Advection and Diffusion
Sources: The Physics of Filter Coffee by Jonathan Gagné (2020)
Every molecule of dissolved coffee compound that ends up in your cup traveled there via one or both of two physical transport mechanisms: advection and diffusion. Understanding the distinction explains why temperature, grind size, and brewing method each affect extraction in unique ways.
Advection
Advection is the transport of a dissolved compound with the bulk flow of water — like leaves carried downstream by a river. In percolation brewing (pourover, drip), water flowing through the coffee bed constantly sweeps solubles away from the surfaces of coffee particles.
Advection is fast. Once a soluble compound reaches the outer surface of a coffee particle, flowing water carries it into the beverage almost immediately. Advection is therefore not the bottleneck in extraction.
Diffusion
Diffusion is the spontaneous movement of dissolved compounds from regions of higher concentration to regions of lower concentration — driven purely by random thermal motion of molecules. In a still liquid, diffusion always tends toward uniform concentration throughout.
Inside a coffee particle, solubles are initially at high concentration. At the particle surface, the flowing water keeps concentration low (advection sweeps solubles away). This concentration gradient drives diffusion of solubles outward — from the particle core to the surface — where advection then carries them off.
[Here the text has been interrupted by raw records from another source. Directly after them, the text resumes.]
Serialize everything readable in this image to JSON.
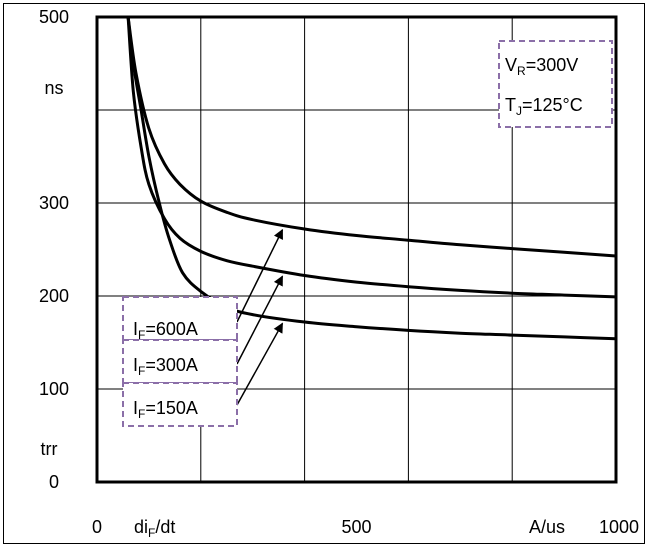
{
  "chart_data": {
    "type": "line",
    "title": "",
    "xlabel": "di_F/dt",
    "x_unit": "A/us",
    "ylabel": "trr",
    "y_unit": "ns",
    "xlim": [
      0,
      1000
    ],
    "ylim": [
      0,
      500
    ],
    "x_ticks": [
      {
        "value": 0,
        "label": "0"
      },
      {
        "value": 500,
        "label": "500"
      },
      {
        "value": 1000,
        "label": "1000"
      }
    ],
    "y_ticks": [
      {
        "value": 0,
        "label": "0"
      },
      {
        "value": 100,
        "label": "100"
      },
      {
        "value": 200,
        "label": "200"
      },
      {
        "value": 300,
        "label": "300"
      },
      {
        "value": 500,
        "label": "500"
      }
    ],
    "grid": true,
    "grid_x_step": 200,
    "grid_y_step": 100,
    "conditions": [
      {
        "main": "V",
        "sub": "R",
        "rest": "=300V"
      },
      {
        "main": "T",
        "sub": "J",
        "rest": "=125°C"
      }
    ],
    "series": [
      {
        "name": "IF=600A",
        "label": {
          "main": "I",
          "sub": "F",
          "rest": "=600A"
        },
        "x": [
          60,
          75,
          100,
          130,
          160,
          200,
          250,
          300,
          400,
          500,
          600,
          700,
          800,
          900,
          1000
        ],
        "y": [
          500,
          440,
          380,
          342,
          320,
          302,
          290,
          282,
          272,
          265,
          260,
          255,
          251,
          247,
          243
        ]
      },
      {
        "name": "IF=300A",
        "label": {
          "main": "I",
          "sub": "F",
          "rest": "=300A"
        },
        "x": [
          60,
          70,
          85,
          100,
          130,
          160,
          200,
          250,
          300,
          400,
          500,
          600,
          700,
          800,
          900,
          1000
        ],
        "y": [
          500,
          420,
          360,
          320,
          283,
          262,
          248,
          238,
          232,
          222,
          215,
          210,
          206,
          203,
          201,
          199
        ]
      },
      {
        "name": "IF=150A",
        "label": {
          "main": "I",
          "sub": "F",
          "rest": "=150A"
        },
        "x": [
          60,
          70,
          85,
          100,
          120,
          140,
          165,
          200,
          250,
          300,
          400,
          500,
          600,
          700,
          800,
          900,
          1000
        ],
        "y": [
          500,
          450,
          400,
          350,
          300,
          260,
          225,
          205,
          188,
          180,
          172,
          167,
          163,
          160,
          158,
          156,
          154
        ]
      }
    ]
  }
}
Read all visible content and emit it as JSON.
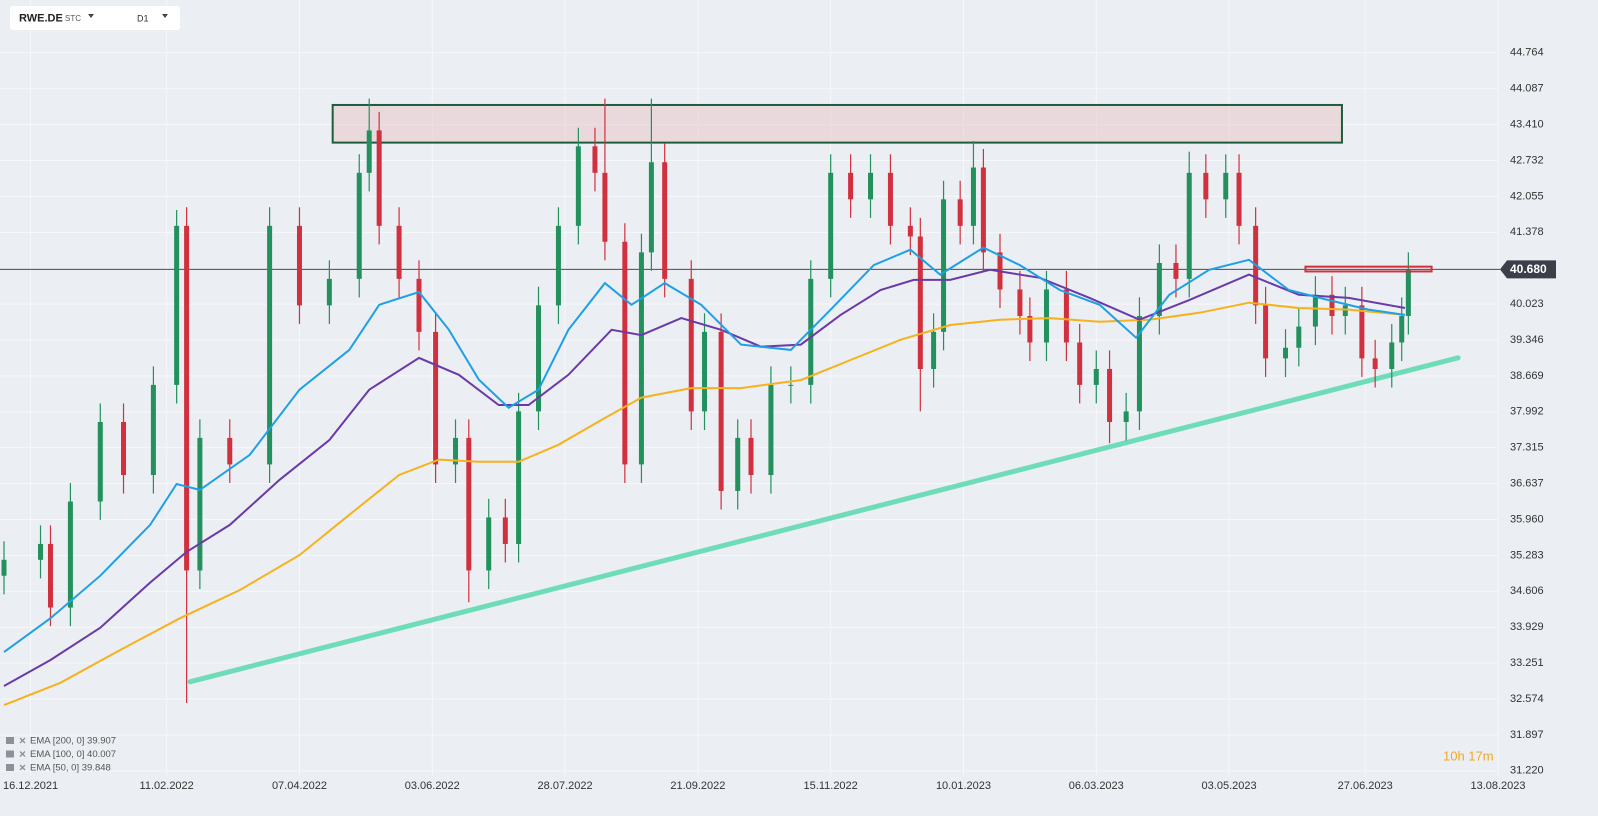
{
  "header": {
    "symbol": "RWE.DE",
    "market": "STC",
    "interval": "D1"
  },
  "countdown": "10h 17m",
  "chart_data": {
    "type": "candlestick",
    "xlim": [
      0,
      450
    ],
    "ylim": [
      30.67,
      45.76
    ],
    "xticks": [
      {
        "value": 8,
        "label": "16.12.2021"
      },
      {
        "value": 49,
        "label": "11.02.2022"
      },
      {
        "value": 89,
        "label": "07.04.2022"
      },
      {
        "value": 129,
        "label": "03.06.2022"
      },
      {
        "value": 169,
        "label": "28.07.2022"
      },
      {
        "value": 209,
        "label": "21.09.2022"
      },
      {
        "value": 249,
        "label": "15.11.2022"
      },
      {
        "value": 289,
        "label": "10.01.2023"
      },
      {
        "value": 329,
        "label": "06.03.2023"
      },
      {
        "value": 369,
        "label": "03.05.2023"
      },
      {
        "value": 410,
        "label": "27.06.2023"
      },
      {
        "value": 450,
        "label": "13.08.2023"
      }
    ],
    "yticks": [
      44.764,
      44.087,
      {
        "value": 43.41,
        "label": "43.410"
      },
      42.732,
      42.055,
      41.378,
      40.023,
      39.346,
      38.669,
      37.992,
      37.315,
      36.637,
      {
        "value": 35.96,
        "label": "35.960"
      },
      35.283,
      34.606,
      33.929,
      33.251,
      32.574,
      31.897,
      {
        "value": 31.22,
        "label": "31.220"
      }
    ],
    "grid": true,
    "candles": {
      "up_color": "#22915e",
      "down_color": "#d1303f",
      "x": [
        0,
        11,
        14,
        20,
        29,
        36,
        45,
        52,
        55,
        59,
        68,
        80,
        89,
        98,
        107,
        110,
        113,
        119,
        125,
        130,
        136,
        140,
        146,
        151,
        155,
        161,
        167,
        173,
        178,
        181,
        187,
        192,
        195,
        199,
        207,
        211,
        216,
        221,
        225,
        231,
        237,
        243,
        249,
        255,
        261,
        267,
        273,
        276,
        280,
        283,
        288,
        292,
        295,
        300,
        306,
        309,
        314,
        320,
        324,
        329,
        333,
        338,
        342,
        348,
        353,
        357,
        362,
        368,
        372,
        377,
        380,
        386,
        390,
        395,
        400,
        404,
        409,
        413,
        418,
        421,
        423
      ],
      "open": [
        34.9,
        35.2,
        35.5,
        34.3,
        36.3,
        37.8,
        36.8,
        38.5,
        41.5,
        35.0,
        37.5,
        37.0,
        41.5,
        40.0,
        40.5,
        42.5,
        43.3,
        41.5,
        40.5,
        39.5,
        37.0,
        37.5,
        35.0,
        36.0,
        35.5,
        38.0,
        40.0,
        41.5,
        43.0,
        42.5,
        41.2,
        37.0,
        41.0,
        42.7,
        40.5,
        38.0,
        39.5,
        36.5,
        37.5,
        36.8,
        38.5,
        38.5,
        40.5,
        42.5,
        42.0,
        42.5,
        41.5,
        41.3,
        38.8,
        39.5,
        42.0,
        41.5,
        42.6,
        41.0,
        40.3,
        39.8,
        39.3,
        40.3,
        39.3,
        38.5,
        38.8,
        37.8,
        38.0,
        39.8,
        40.8,
        40.5,
        42.5,
        42.0,
        42.5,
        41.5,
        40.0,
        39.0,
        39.2,
        39.6,
        40.2,
        39.8,
        40.0,
        39.0,
        38.8,
        39.3,
        39.8
      ],
      "high": [
        35.55,
        35.85,
        35.85,
        36.65,
        38.15,
        38.15,
        38.85,
        41.8,
        41.85,
        37.85,
        37.85,
        41.85,
        41.85,
        40.85,
        42.85,
        43.9,
        43.65,
        41.85,
        40.85,
        39.85,
        37.85,
        37.85,
        36.35,
        36.35,
        38.35,
        40.35,
        41.85,
        43.35,
        43.35,
        43.9,
        41.55,
        41.35,
        43.9,
        43.05,
        40.85,
        39.85,
        39.85,
        37.85,
        37.85,
        38.85,
        38.85,
        40.85,
        42.85,
        42.85,
        42.85,
        42.85,
        41.85,
        41.65,
        39.85,
        42.35,
        42.35,
        43.1,
        42.95,
        41.35,
        40.65,
        40.15,
        40.65,
        40.65,
        39.65,
        39.15,
        39.15,
        38.35,
        40.15,
        41.15,
        41.15,
        42.9,
        42.85,
        42.85,
        42.85,
        41.85,
        40.35,
        39.55,
        39.95,
        40.55,
        40.55,
        40.35,
        40.35,
        39.35,
        39.65,
        40.15,
        41.0
      ],
      "low": [
        34.55,
        34.85,
        33.95,
        33.95,
        35.95,
        36.45,
        36.45,
        38.15,
        32.5,
        34.65,
        36.65,
        36.65,
        39.65,
        39.65,
        40.15,
        42.15,
        41.15,
        40.15,
        39.15,
        36.65,
        36.65,
        34.4,
        34.65,
        35.15,
        35.15,
        37.65,
        39.65,
        41.15,
        42.15,
        40.85,
        36.65,
        36.65,
        40.65,
        40.15,
        37.65,
        37.65,
        36.15,
        36.15,
        36.45,
        36.45,
        38.15,
        38.15,
        40.15,
        41.65,
        41.65,
        41.15,
        40.95,
        38.0,
        38.45,
        39.15,
        41.15,
        41.15,
        40.65,
        39.95,
        39.45,
        38.95,
        38.95,
        38.95,
        38.15,
        38.15,
        37.4,
        37.45,
        37.65,
        39.45,
        40.15,
        40.15,
        41.65,
        41.65,
        41.15,
        39.65,
        38.65,
        38.65,
        38.85,
        39.25,
        39.45,
        39.45,
        38.65,
        38.45,
        38.45,
        38.95,
        39.45
      ],
      "close": [
        35.2,
        35.5,
        34.3,
        36.3,
        37.8,
        36.8,
        38.5,
        41.5,
        35.0,
        37.5,
        37.0,
        41.5,
        40.0,
        40.5,
        42.5,
        43.3,
        41.5,
        40.5,
        39.5,
        37.0,
        37.5,
        35.0,
        36.0,
        35.5,
        38.0,
        40.0,
        41.5,
        43.0,
        42.5,
        41.2,
        37.0,
        41.0,
        42.7,
        40.5,
        38.0,
        39.5,
        36.5,
        37.5,
        36.8,
        38.5,
        38.5,
        40.5,
        42.5,
        42.0,
        42.5,
        41.5,
        41.3,
        38.8,
        39.5,
        42.0,
        41.5,
        42.6,
        41.0,
        40.3,
        39.8,
        39.3,
        40.3,
        39.3,
        38.5,
        38.8,
        37.8,
        38.0,
        39.8,
        40.8,
        40.5,
        42.5,
        42.0,
        42.5,
        41.5,
        40.0,
        39.0,
        39.2,
        39.6,
        40.2,
        39.8,
        40.0,
        39.0,
        38.8,
        39.3,
        39.8,
        40.68
      ]
    },
    "series": [
      {
        "name": "EMA [200, 0] 39.907",
        "color": "#f5b21c",
        "x": [
          0,
          17,
          35,
          53,
          71,
          89,
          104,
          119,
          131,
          143,
          155,
          167,
          180,
          192,
          207,
          222,
          240,
          255,
          270,
          285,
          300,
          315,
          330,
          345,
          360,
          375,
          390,
          405,
          422
        ],
        "values": [
          32.46,
          32.88,
          33.5,
          34.1,
          34.63,
          35.29,
          36.05,
          36.8,
          37.09,
          37.05,
          37.05,
          37.37,
          37.84,
          38.26,
          38.44,
          38.44,
          38.59,
          38.97,
          39.35,
          39.63,
          39.73,
          39.76,
          39.69,
          39.73,
          39.86,
          40.05,
          39.95,
          39.92,
          39.82
        ]
      },
      {
        "name": "EMA [100, 0] 40.007",
        "color": "#6a3aa8",
        "x": [
          0,
          14,
          29,
          44,
          55,
          68,
          83,
          98,
          110,
          125,
          137,
          149,
          158,
          170,
          183,
          192,
          204,
          216,
          228,
          240,
          252,
          264,
          274,
          285,
          297,
          312,
          327,
          342,
          357,
          375,
          390,
          405,
          422
        ],
        "values": [
          32.82,
          33.31,
          33.92,
          34.77,
          35.35,
          35.86,
          36.71,
          37.46,
          38.41,
          39.01,
          38.69,
          38.12,
          38.12,
          38.69,
          39.54,
          39.44,
          39.76,
          39.54,
          39.22,
          39.26,
          39.82,
          40.29,
          40.48,
          40.48,
          40.67,
          40.52,
          40.14,
          39.73,
          40.1,
          40.58,
          40.2,
          40.14,
          39.95
        ]
      },
      {
        "name": "EMA [50, 0] 39.848",
        "color": "#1ea0e6",
        "x": [
          0,
          14,
          29,
          44,
          52,
          59,
          74,
          89,
          104,
          113,
          125,
          134,
          143,
          152,
          161,
          170,
          181,
          189,
          199,
          210,
          222,
          237,
          249,
          262,
          273,
          282,
          295,
          306,
          318,
          330,
          341,
          351,
          363,
          375,
          387,
          399,
          411,
          422
        ],
        "values": [
          33.46,
          34.1,
          34.9,
          35.86,
          36.63,
          36.52,
          37.18,
          38.41,
          39.16,
          40.01,
          40.25,
          39.54,
          38.6,
          38.07,
          38.41,
          39.54,
          40.42,
          40.01,
          40.42,
          40.01,
          39.26,
          39.16,
          39.92,
          40.76,
          41.05,
          40.58,
          41.09,
          40.76,
          40.29,
          40.01,
          39.39,
          40.2,
          40.67,
          40.86,
          40.29,
          40.1,
          39.92,
          39.82
        ]
      }
    ],
    "last_price": {
      "value": 40.68,
      "label": "40.680"
    },
    "zone": {
      "x": [
        99,
        403
      ],
      "y": [
        43.07,
        43.78
      ]
    },
    "box": {
      "x": [
        392,
        430
      ],
      "y": [
        40.64,
        40.73
      ]
    },
    "trendline": {
      "x": [
        56,
        438
      ],
      "y": [
        32.9,
        39.01
      ]
    }
  }
}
Diffusion is the rate-limiting step in percolation extraction. The time required for a compound to diffuse from the interior of a particle to its surface is what determines how quickly it can be extracted.
The Diffusion Coefficient
Each chemical compound has a characteristic diffusion coefficient (D), governed by the Einstein-Smoluchowski relation:
D = μ · k_B · T
Where μ is the molecular mobility of the compound, k_B is Boltzmann’s constant, and T is absolute temperature. The key consequences:
- Faster diffusion = compound extracts more readily
- Higher temperature = larger D for all compounds = faster extraction overall
- Different compounds have different mobilities → they extract at different relative rates
Caffeine and trigonelline have high diffusion coefficients and extract readily even from large particles. Coffee oils have very low diffusion coefficients and remain largely trapped inside larger particles. This is why the profile of compounds in the cup depends on particle size and temperature, not just total extraction yield.
How Extraction Happens at the Particle Level
- Water contacts the surface of a coffee particle.
- Broken coffee cells at the surface (fines and outer-layer fragments) are immediately washed out by advection — this is fast.
- Water enters the intact interior cells via pores widened by roasting.
- Interior solubles dissolve and diffuse toward the surface — this is slow.
- As compounds reach the surface, advection carries them away, maintaining the concentration gradient and sustaining diffusion.
Two distinct steps: slow diffusion bringing compounds to the surface, then fast advection once they arrive.
Effect of Temperature on Flavor Profile
Increasing temperature raises D for all compounds, but not equally — it shifts the relative extraction rates. This means two coffees brewed at the same AEY but at different temperatures will have different flavor profiles, because different compounds dominated at different stages.
- Hotter water: higher extraction rate for slow-diffusing compounds (oils, heavier molecules)
- Cooler water: relatively more dominated by fast-diffusing compounds (caffeine, trigonelline)
This explains why temperature and grind size are not interchangeable levers — even when they produce similar AEY, the cup tastes different. See Grind and Pourover Technique.
Percolation vs Immersion
In percolation, fresh water continuously flows around particles → advection keeps the concentration at the particle surface close to zero → diffusion is sustained throughout the brew → efficient extraction.
In immersion (French press, cupping, AeroPress steep), water sits still around the grounds. Diffusion transports solubles from the particle interior to the surface, but without flow, diffusion is also responsible for spreading solubles from the surface into the bulk liquid. As the slurry becomes more concentrated, the gradient driving diffusion weakens and extraction slows progressively.
Practical consequences:
- Immersion brews self-regulate: once the liquid approaches equilibrium with the coffee particles, extraction nearly stops regardless of time → more forgiving, more body
- Percolation brews are more efficient and produce cleaner cups (the bed self-filters undissolved particles)
- Same AEY achieved by percolation vs immersion will taste different: immersion overrepresents fast-diffusing compounds
Relevance to Kaiserblick
For Kaiserblick’s light roast filter coffees, the practical implication is that near-boiling water (99°C) extracts all compound families efficiently and produces a complete flavor expression. Dropping temperature below ~92°C selectively suppresses slower-diffusing compounds, reducing sweetness and body — reducing the full expression of the terroir these coffees represent.
For espresso, where brew times are 25–35 seconds, diffusion dynamics at high pressure are distinct and very fast — see Espresso Extraction.